Though Senate ethics complaints are often used by candidates and their allies to target opponents during contentious campaigns, the bipartisan committee rarely takes action.

An analysis by The Atlanta Journal-Constitution found that not one of the nearly 1,200 complaints of alleged violations filed between 2007 through 2019 resulted in a disciplinary sanction. Only six resulted in letters of admonition – basically, a slap on the wrist – during that span.

This complaint alleges the timing of the disclosure – weeks after Ossoff won a seven-candidate Senate primary – left voters “in the dark” about his finances and gave him an advantage over his Democratic rivals.

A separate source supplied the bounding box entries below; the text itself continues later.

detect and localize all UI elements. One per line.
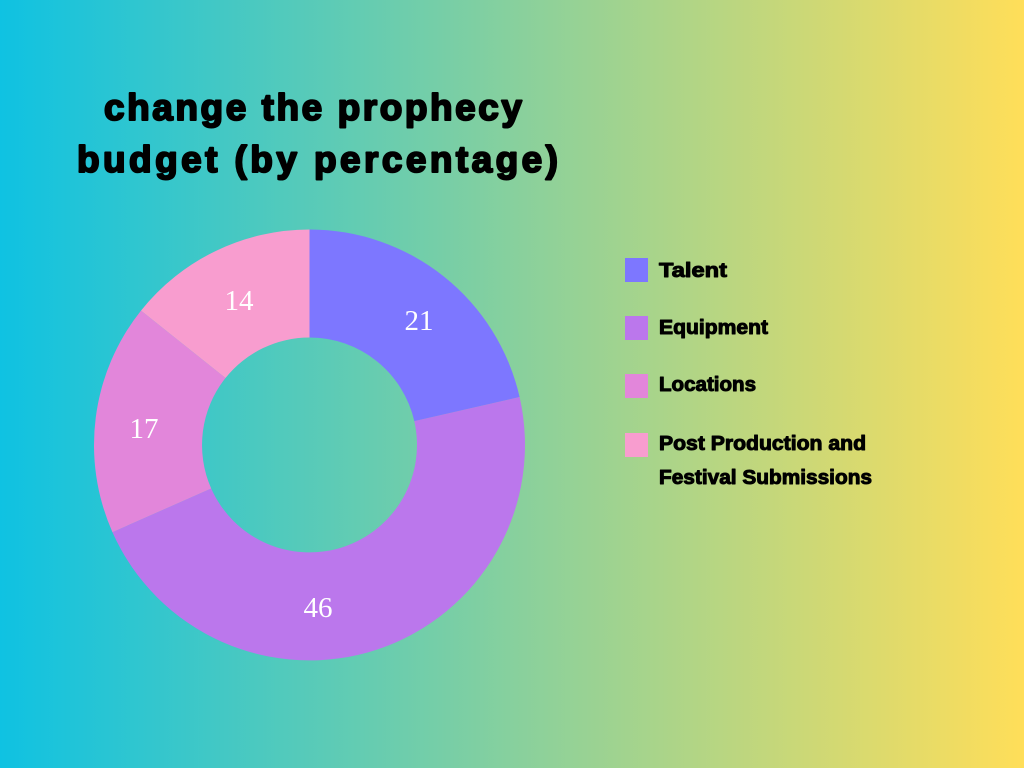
value: 14: 14 xyxy=(224,285,254,317)
value: 21: 21 xyxy=(404,305,434,337)
legend item: Post Production and Festival Submissions xyxy=(625,433,872,489)
title: change the prophecy xyxy=(104,87,522,128)
legend xyxy=(625,258,872,489)
legend item: Equipment xyxy=(625,316,768,340)
slice: Post Production 14 xyxy=(141,230,310,378)
legend item: Locations xyxy=(625,374,756,398)
legend item: Locations: Locations xyxy=(659,374,756,396)
donut chart xyxy=(94,230,525,660)
slice: Locations 17 xyxy=(94,311,226,532)
legend item: Post Production and Festival Submissions: Post Production and xyxy=(659,433,866,455)
legend item: Equipment: Equipment xyxy=(659,317,768,339)
title: budget (by percentage) xyxy=(77,139,558,180)
value: 46: 46 xyxy=(304,592,332,624)
slice: Equipment 46 xyxy=(112,397,525,660)
slice: Talent 21 xyxy=(310,230,520,421)
title xyxy=(77,87,558,180)
legend item: Post Production and Festival Submissions: Festival Submissions xyxy=(659,467,872,489)
legend item: Talent xyxy=(625,258,727,282)
legend item: Talent: Talent xyxy=(659,260,727,282)
value: 17: 17 xyxy=(130,413,158,445)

Candidates routinely file amendments to their personal finances and other campaign filings, and the Democrat’s campaign pointed to 19 amendments to Perdue’s financial disclosures since his 2014 bid.

Perdue and his allies have pummeled Ossoff with attacks over the payment throughout the campaign. In an October debate, the Republican dramatically pulled out a document that he claimed showed Ossoff was trying to hide the business relationship with the Hong Kong firm.

“He needs to own up to it, because sooner or later, we need somebody in the United States Senate that will stand up to Communist China,” said Perdue, a former Fortune 500 chief executive.

In a heated comeback, Ossoff said the Republican has “continued to demean yourself.”

“First, you were lengthening my nose in attack ads to remind everybody that I’m Jewish. Then, when that didn’t work, you started calling me some kind of Islamic terrorist,” Ossoff said. “Then, when that didn’t work, you started calling me a Chinese Communist.”